У меня был духовный отец. Целых двадцать лет! И вот уже семнадцать лет я живу без него. Семнадцать лет сиротства. Они тянутся гораздо дольше и ощутимее, чем годы, когда я имела возможность прийти в небольшую уютную квартирку, припасть к благословляющей руке и излить перед своим аввой все маленькие и большие проблемы. Рука была тихая, добрая и тёплая, и когда я склонялась к ней, вторая рука священника по-отечески нежно проводила по моей голове и я ощущала бесплотный поцелуй в макушку. Так было всегда: и в 1978-м, и в 1988-м, и в 1998-м… Я никогда не задумывалась о том, сколько лет было моему духовному отцу: для меня он всегда был старцем. Хотя сам — не любил этого слова. «Какой я старец — из меня и духовник никудышный!» И не было в этих словах показного смирения, которым так часто болеют священники. Как не было вообще в этом человеке ничего ложного, театрального, суетного. Лишь после его смерти, из некрологов, я с удивлением узнала, что было ему немногим более шестидесяти.

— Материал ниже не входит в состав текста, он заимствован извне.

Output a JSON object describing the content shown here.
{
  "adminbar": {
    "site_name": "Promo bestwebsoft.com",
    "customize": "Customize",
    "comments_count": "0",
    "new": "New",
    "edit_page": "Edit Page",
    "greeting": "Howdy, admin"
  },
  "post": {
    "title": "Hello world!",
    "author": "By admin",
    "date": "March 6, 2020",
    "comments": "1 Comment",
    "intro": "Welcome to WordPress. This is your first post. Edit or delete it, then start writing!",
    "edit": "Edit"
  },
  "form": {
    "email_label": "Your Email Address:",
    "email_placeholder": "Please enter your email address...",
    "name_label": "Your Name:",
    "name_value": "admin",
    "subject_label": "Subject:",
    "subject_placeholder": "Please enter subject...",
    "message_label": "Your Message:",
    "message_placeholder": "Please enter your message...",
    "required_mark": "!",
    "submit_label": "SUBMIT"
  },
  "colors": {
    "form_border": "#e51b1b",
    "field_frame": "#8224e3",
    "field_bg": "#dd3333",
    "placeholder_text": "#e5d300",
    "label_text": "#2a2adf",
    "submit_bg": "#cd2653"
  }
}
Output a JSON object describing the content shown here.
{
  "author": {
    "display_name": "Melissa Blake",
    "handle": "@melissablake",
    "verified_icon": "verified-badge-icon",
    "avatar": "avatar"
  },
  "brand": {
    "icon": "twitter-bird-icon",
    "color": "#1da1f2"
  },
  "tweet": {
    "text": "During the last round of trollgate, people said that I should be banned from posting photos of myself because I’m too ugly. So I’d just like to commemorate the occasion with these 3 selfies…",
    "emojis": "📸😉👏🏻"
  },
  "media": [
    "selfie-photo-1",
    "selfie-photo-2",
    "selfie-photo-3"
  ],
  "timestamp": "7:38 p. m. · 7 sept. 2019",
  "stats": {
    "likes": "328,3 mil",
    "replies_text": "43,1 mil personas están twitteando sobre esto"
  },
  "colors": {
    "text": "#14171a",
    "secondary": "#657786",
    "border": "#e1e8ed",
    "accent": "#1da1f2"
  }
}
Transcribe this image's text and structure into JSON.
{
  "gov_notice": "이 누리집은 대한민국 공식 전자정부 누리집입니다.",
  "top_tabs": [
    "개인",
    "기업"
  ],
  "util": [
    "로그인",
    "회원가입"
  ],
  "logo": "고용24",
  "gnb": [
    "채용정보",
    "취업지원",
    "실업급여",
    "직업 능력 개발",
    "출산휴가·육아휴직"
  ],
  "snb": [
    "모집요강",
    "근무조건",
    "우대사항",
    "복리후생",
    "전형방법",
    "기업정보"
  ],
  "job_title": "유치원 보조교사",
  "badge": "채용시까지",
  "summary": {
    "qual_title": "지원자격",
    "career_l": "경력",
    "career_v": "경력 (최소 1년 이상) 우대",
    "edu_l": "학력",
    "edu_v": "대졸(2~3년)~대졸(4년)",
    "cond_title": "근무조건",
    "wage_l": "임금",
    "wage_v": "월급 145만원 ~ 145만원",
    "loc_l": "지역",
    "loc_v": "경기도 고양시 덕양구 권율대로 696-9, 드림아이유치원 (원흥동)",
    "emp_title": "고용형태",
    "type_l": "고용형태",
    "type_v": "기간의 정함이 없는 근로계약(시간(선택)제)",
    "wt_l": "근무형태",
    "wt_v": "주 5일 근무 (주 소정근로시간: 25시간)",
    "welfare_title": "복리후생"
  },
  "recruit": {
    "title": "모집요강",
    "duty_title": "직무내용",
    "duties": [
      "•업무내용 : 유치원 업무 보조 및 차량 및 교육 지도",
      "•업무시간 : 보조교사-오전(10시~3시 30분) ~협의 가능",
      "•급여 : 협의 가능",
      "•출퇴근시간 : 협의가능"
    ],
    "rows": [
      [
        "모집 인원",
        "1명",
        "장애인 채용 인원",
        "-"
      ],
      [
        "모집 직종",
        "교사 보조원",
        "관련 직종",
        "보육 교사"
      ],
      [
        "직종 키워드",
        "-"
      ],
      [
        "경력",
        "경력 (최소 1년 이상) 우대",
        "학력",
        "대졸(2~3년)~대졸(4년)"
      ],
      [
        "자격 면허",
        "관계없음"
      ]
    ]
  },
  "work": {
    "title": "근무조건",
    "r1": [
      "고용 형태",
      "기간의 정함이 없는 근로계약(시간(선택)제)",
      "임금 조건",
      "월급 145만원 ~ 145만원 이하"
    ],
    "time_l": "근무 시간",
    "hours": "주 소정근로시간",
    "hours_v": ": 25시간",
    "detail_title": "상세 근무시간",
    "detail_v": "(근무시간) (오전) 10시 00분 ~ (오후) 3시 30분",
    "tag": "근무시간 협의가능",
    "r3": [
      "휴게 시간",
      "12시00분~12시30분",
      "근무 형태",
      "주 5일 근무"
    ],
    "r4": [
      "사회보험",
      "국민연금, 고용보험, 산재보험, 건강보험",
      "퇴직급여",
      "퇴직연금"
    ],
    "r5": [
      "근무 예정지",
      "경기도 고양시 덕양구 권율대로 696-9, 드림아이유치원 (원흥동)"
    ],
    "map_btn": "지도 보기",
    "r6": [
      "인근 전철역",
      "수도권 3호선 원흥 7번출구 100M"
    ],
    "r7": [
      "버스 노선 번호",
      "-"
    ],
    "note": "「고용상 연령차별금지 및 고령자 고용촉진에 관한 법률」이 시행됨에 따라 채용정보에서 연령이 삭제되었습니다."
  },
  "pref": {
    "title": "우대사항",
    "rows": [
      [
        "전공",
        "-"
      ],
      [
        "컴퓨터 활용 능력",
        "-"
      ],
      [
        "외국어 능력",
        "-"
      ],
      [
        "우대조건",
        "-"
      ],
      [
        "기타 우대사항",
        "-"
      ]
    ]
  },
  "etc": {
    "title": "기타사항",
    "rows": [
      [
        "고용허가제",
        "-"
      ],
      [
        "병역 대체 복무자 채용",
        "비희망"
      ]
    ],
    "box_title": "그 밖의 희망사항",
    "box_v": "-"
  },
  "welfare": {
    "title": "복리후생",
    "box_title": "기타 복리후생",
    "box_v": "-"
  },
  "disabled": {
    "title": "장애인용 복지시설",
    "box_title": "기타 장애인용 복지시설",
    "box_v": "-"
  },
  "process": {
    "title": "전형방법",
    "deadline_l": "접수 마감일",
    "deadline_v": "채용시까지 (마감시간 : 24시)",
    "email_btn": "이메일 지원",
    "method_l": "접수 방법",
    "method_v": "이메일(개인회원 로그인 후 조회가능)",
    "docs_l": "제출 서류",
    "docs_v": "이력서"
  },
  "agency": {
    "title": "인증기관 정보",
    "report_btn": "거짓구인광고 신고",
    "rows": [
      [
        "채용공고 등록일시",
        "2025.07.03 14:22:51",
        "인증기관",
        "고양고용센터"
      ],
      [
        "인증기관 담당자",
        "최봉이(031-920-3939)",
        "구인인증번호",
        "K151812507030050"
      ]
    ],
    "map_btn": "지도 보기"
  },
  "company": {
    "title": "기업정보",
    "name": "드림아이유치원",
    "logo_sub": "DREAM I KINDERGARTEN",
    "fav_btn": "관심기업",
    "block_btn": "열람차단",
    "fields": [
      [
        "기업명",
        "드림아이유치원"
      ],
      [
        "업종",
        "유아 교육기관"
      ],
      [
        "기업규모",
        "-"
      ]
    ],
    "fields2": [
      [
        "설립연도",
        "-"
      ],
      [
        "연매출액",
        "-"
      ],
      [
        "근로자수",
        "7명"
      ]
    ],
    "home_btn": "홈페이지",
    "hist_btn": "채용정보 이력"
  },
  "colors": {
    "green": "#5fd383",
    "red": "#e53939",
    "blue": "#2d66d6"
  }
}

«Все мы вышли из гоголевской «Шинели». Перефразируя эту крылатую фразу, многие миряне и священнослужители нашей, а тогда Курско-Белгородской епархии, наверное, мысленно согласятся со мною: все мы, православная молодёжь 70-90-х, вышли из дома отца Льва. Из крошечной комнаты, бывшей и спальней, и молитвенной кельей, и приёмной, и исповедальней, и кабинетом, в ночной тишине которого рождались книги по истории Церкви и богословские размышления. И даже (в последние годы батюшка из-за серьёзного перелома ноги мог передвигаться только на костылях) алтарём, где, по благословению его правящего архиерея, на походном престоле совершалась литургия.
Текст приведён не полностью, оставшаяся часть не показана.